The Sheffield band first played the track at the start of 2009 when they embarked on a tour of Cave’s home country, Australia. They then, somewhat controversially, performed the number during their epic headline set at Reading & Leeds later that year which had the younger audience members scratching their head with confusion.
Taking things a little further, Arctic Monkeys went on to add the song to their Japanese edition of their albumHumbug before later appearing as the B-Side for lead single ‘Crying Lightning’. “The song has fairly humble beginnings,” guitarist Mick Harvey and co-writer of the song once said. “Much of it came from a jam we were working on while writing songs for the ‘Let Love In’ album. It’s unknowable and spooky and has taken on a life of its own.”
Well, the Monkeys took those humble beginnings and put some driving drums and heavy guitar behind it.
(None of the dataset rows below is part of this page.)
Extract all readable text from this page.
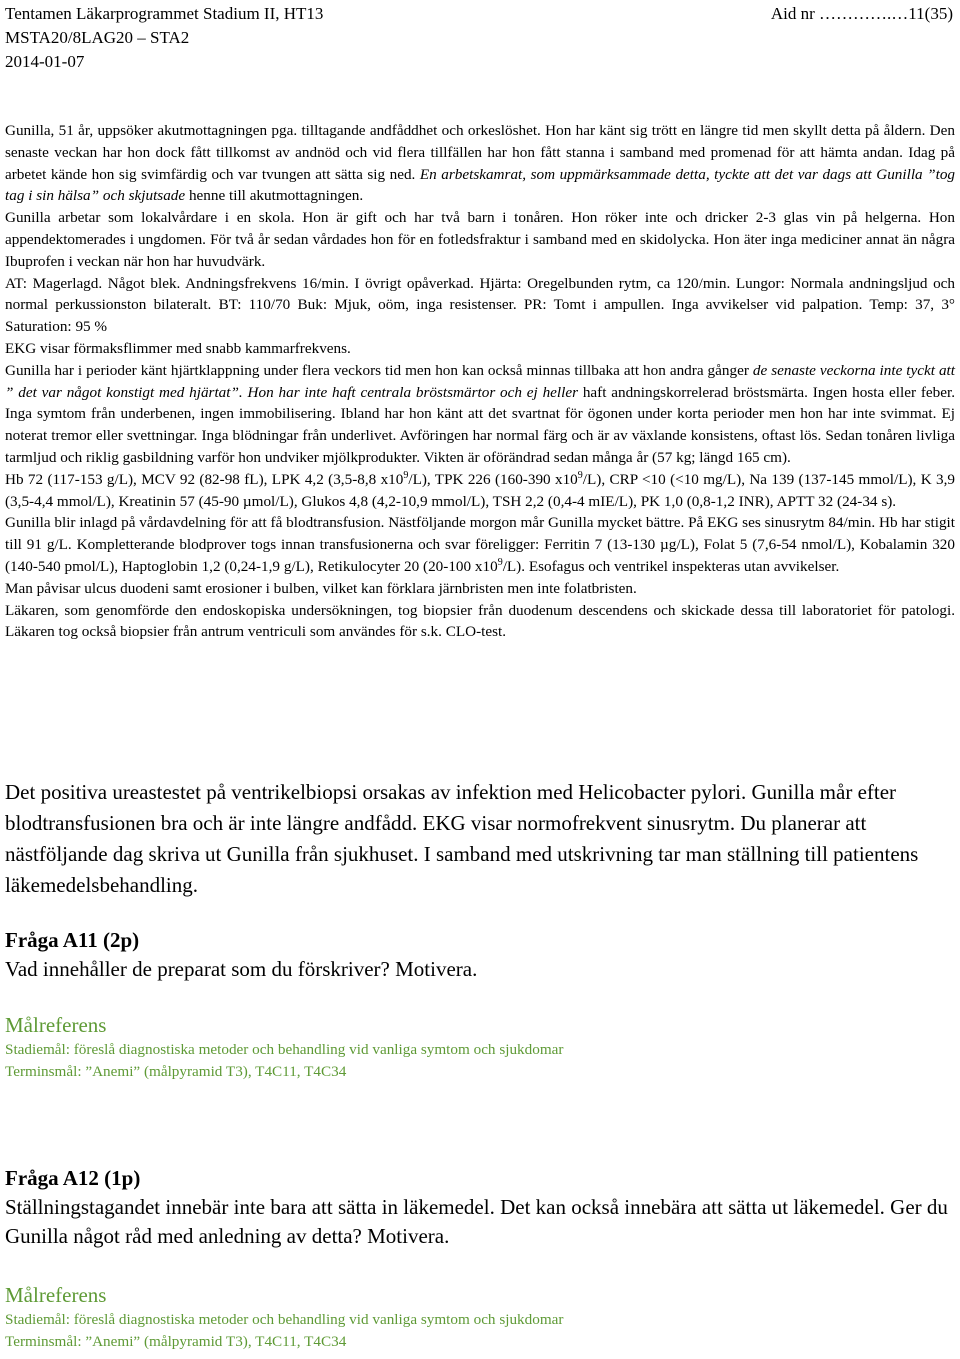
Tentamen Läkarprogrammet Stadium II, HT13
MSTA20/8LAG20 – STA2
2014-01-07
Aid nr ………….…11(35)

Gunilla, 51 år, uppsöker akutmottagningen pga. tilltagande andfåddhet och orkeslöshet. Hon har känt sig trött en längre tid men skyllt detta på åldern. Den senaste veckan har hon dock fått tillkomst av andnöd och vid flera tillfällen har hon fått stanna i samband med promenad för att hämta andan. Idag på arbetet kände hon sig svimfärdig och var tvungen att sätta sig ned. En arbetskamrat, som uppmärksammade detta, tyckte att det var dags att Gunilla ”tog tag i sin hälsa” och skjutsade henne till akutmottagningen.

Gunilla arbetar som lokalvårdare i en skola. Hon är gift och har två barn i tonåren. Hon röker inte och dricker 2-3 glas vin på helgerna. Hon appendektomerades i ungdomen. För två år sedan vårdades hon för en fotledsfraktur i samband med en skidolycka. Hon äter inga mediciner annat än några Ibuprofen i veckan när hon har huvudvärk.

AT: Magerlagd. Något blek. Andningsfrekvens 16/min. I övrigt opåverkad. Hjärta: Oregelbunden rytm, ca 120/min. Lungor: Normala andningsljud och normal perkussionston bilateralt. BT: 110/70 Buk: Mjuk, oöm, inga resistenser. PR: Tomt i ampullen. Inga avvikelser vid palpation. Temp: 37, 3° Saturation: 95 %

EKG visar förmaksflimmer med snabb kammarfrekvens.

Gunilla har i perioder känt hjärtklappning under flera veckors tid men hon kan också minnas tillbaka att hon andra gånger de senaste veckorna inte tyckt att ” det var något konstigt med hjärtat”. Hon har inte haft centrala bröstsmärtor och ej heller haft andningskorrelerad bröstsmärta. Ingen hosta eller feber. Inga symtom från underbenen, ingen immobilisering. Ibland har hon känt att det svartnat för ögonen under korta perioder men hon har inte svimmat. Ej noterat tremor eller svettningar. Inga blödningar från underlivet. Avföringen har normal färg och är av växlande konsistens, oftast lös. Sedan tonåren livliga tarmljud och riklig gasbildning varför hon undviker mjölkprodukter. Vikten är oförändrad sedan många år (57 kg; längd 165 cm).

Hb 72 (117-153 g/L), MCV 92 (82-98 fL), LPK 4,2 (3,5-8,8 $x10^9/L$), TPK 226 (160-390 $x10^9/L$), CRP <10 (<10 mg/L), Na 139 (137-145 mmol/L), K 3,9 (3,5-4,4 mmol/L), Kreatinin 57 (45-90 µmol/L), Glukos 4,8 (4,2-10,9 mmol/L), TSH 2,2 (0,4-4 mIE/L), PK 1,0 (0,8-1,2 INR), APTT 32 (24-34 s).

Gunilla blir inlagd på vårdavdelning för att få blodtransfusion. Nästföljande morgon mår Gunilla mycket bättre. På EKG ses sinusrytm 84/min. Hb har stigit till 91 g/L. Kompletterande blodprover togs innan transfusionerna och svar föreligger: Ferritin 7 (13-130 µg/L), Folat 5 (7,6-54 nmol/L), Kobalamin 320 (140-540 pmol/L), Haptoglobin 1,2 (0,24-1,9 g/L), Retikulocyter 20 (20-100 $x10^9/L$). Esofagus och ventrikel inspekteras utan avvikelser.

Man påvisar ulcus duodeni samt erosioner i bulben, vilket kan förklara järnbristen men inte folatbristen.

Läkaren, som genomförde den endoskopiska undersökningen, tog biopsier från duodenum descendens och skickade dessa till laboratoriet för patologi. Läkaren tog också biopsier från antrum ventriculi som användes för s.k. CLO-test.

Det positiva ureastestet på ventrikelbiopsi orsakas av infektion med Helicobacter pylori. Gunilla mår efter blodtransfusionen bra och är inte längre andfådd. EKG visar normofrekvent sinusrytm. Du planerar att nästföljande dag skriva ut Gunilla från sjukhuset. I samband med utskrivning tar man ställning till patientens läkemedelsbehandling.

Fråga A11 (2p)
Vad innehåller de preparat som du förskriver? Motivera.
Målreferens
Stadiemål: föreslå diagnostiska metoder och behandling vid vanliga symtom och sjukdomar
Terminsmål: ”Anemi” (målpyramid T3), T4C11, T4C34
Fråga A12 (1p)
Ställningstagandet innebär inte bara att sätta in läkemedel. Det kan också innebära att sätta ut läkemedel. Ger du Gunilla något råd med anledning av detta? Motivera.
Målreferens
Stadiemål: föreslå diagnostiska metoder och behandling vid vanliga symtom och sjukdomar
Terminsmål: ”Anemi” (målpyramid T3), T4C11, T4C34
Following on from set opener ‘My Propeller’, the headline act surprised fans with their cover version.
See the clip, below.
Other acts have also tried to make the song their own over the last twenty years so how do their version’s match up against the Monkeys. PJ Harvey’s put her spin on The Bad Seeds when she put together a rendition for hit BBC show Peaky Blinders.
“He’s a man, he’s a ghost, he’s a god, he’s a guru,” is meant to tie together lead actor Cillian Murphy’s gangster character Tommy Shelby.
“We’re trying to make it feel much more European and British and PJ fits that bill perfectly,” the Peaky Blinders music producer once said. “I phoned Polly up and she was very interested. We’re trying to deconstruct all of Polly’s material and then weave it through, it’s very cutting-edge and modern.”